Se dirigía a su acostumbrada mesa, en un rincón del comedor, cerca de la ventana, y colocándose los impertinentes ante los ojillos porcinos, miraba a derecha e izquierda, dejándolos caer luego, pendientes de su cinta negra, mientras lanzaba una exclamación de contrariedad:
—¡Ni una persona conocida! ¡Voy a tener que pedir que me rebajen la cuenta. ¿A qué se creerán que vengo yo aquí? ¿A mirar a los botones?
Y llamaba al camarero, con su voz aguda y muy marcada, que cortaba el silencio como una sierra.
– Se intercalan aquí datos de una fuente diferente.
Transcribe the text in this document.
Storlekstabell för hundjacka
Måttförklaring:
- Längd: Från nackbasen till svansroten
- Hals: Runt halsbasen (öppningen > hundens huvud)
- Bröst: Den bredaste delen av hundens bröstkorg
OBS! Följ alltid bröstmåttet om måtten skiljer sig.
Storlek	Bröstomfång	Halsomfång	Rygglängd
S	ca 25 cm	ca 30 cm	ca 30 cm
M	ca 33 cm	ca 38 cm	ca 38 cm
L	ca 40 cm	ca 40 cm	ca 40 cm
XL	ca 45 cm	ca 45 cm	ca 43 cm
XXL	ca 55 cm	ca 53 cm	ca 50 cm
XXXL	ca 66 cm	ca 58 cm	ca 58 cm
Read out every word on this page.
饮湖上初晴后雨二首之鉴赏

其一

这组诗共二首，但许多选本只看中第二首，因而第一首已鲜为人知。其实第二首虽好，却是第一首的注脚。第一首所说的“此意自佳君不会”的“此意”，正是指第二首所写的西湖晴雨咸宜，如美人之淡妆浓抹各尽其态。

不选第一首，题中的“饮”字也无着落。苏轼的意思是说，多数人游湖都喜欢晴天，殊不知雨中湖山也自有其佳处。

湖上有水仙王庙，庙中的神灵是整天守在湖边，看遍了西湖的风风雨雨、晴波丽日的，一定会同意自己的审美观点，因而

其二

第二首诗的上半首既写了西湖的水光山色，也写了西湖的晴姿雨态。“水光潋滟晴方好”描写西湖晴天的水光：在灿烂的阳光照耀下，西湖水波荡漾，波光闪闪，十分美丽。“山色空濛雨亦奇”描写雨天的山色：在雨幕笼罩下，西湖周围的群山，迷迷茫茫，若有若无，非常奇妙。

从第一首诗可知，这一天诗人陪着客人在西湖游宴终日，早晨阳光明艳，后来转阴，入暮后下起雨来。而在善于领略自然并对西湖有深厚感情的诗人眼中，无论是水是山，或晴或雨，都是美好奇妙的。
¡Qué distinto el comedorcito en que hemos estado hoy de aquel otro, ornamentado y ostentoso, del Hotel Côte d’Azur, de Montecarlo! ¡Y qué diferente mi compañero de ahora, cuando sus manos firmes y bien formadas pelan una mandarina tranquilamente, metódicamente, alzando de vez en cuando la vista para sonreírme, de aquella señora Van Hopper, con sus dedos gordezuelos y llenos de sortijas, revolviendo en el plato colmado de raviolis, lanzando una rápida mirada de su plato al mío para ver si yo había elegido mejor que ella! No valía la pena de que se hubiera molestado, pues el camarero, con esa milagrosa rapidez de los de su oficio, hacía tiempo que se había dado cuenta de mi categoría inferior, subordinada, y había colocado ante mí un plato de lengua y jamón que alguien había rechazado hacía una hora por mal trinchado. ¡Es curioso ese resentimiento, ese evidente antagonismo de los criados! Me acuerdo de una vez que estuve con la señora Van Hopper invitada en una casa en el campo, y la criada jamás acudía a mis tímidas llamadas ni me traía los zapatos, y cuando me servía el té por la mañana, lo dejaba ante la puerta de mi cuarto, helado. Lo mismo ocurría en el Hotel Côte d’Azur, aunque más disimuladamente; algunas veces, la estudiada indiferencia llegaba a convertirse en una familiaridad sonriente y ofensiva, que me hacía rehuir como prueba penosa hasta el comprar unos sellos al empleado del mostrador de recepción. ¡Qué joven, qué inexperta debía parecerles! ¡Y lo peor es que hasta yo misma me sentía así! Era demasiado susceptible, demasiado suspicaz, y muchas palabras dichas sin intención se me antojaban hirientes y punzantes.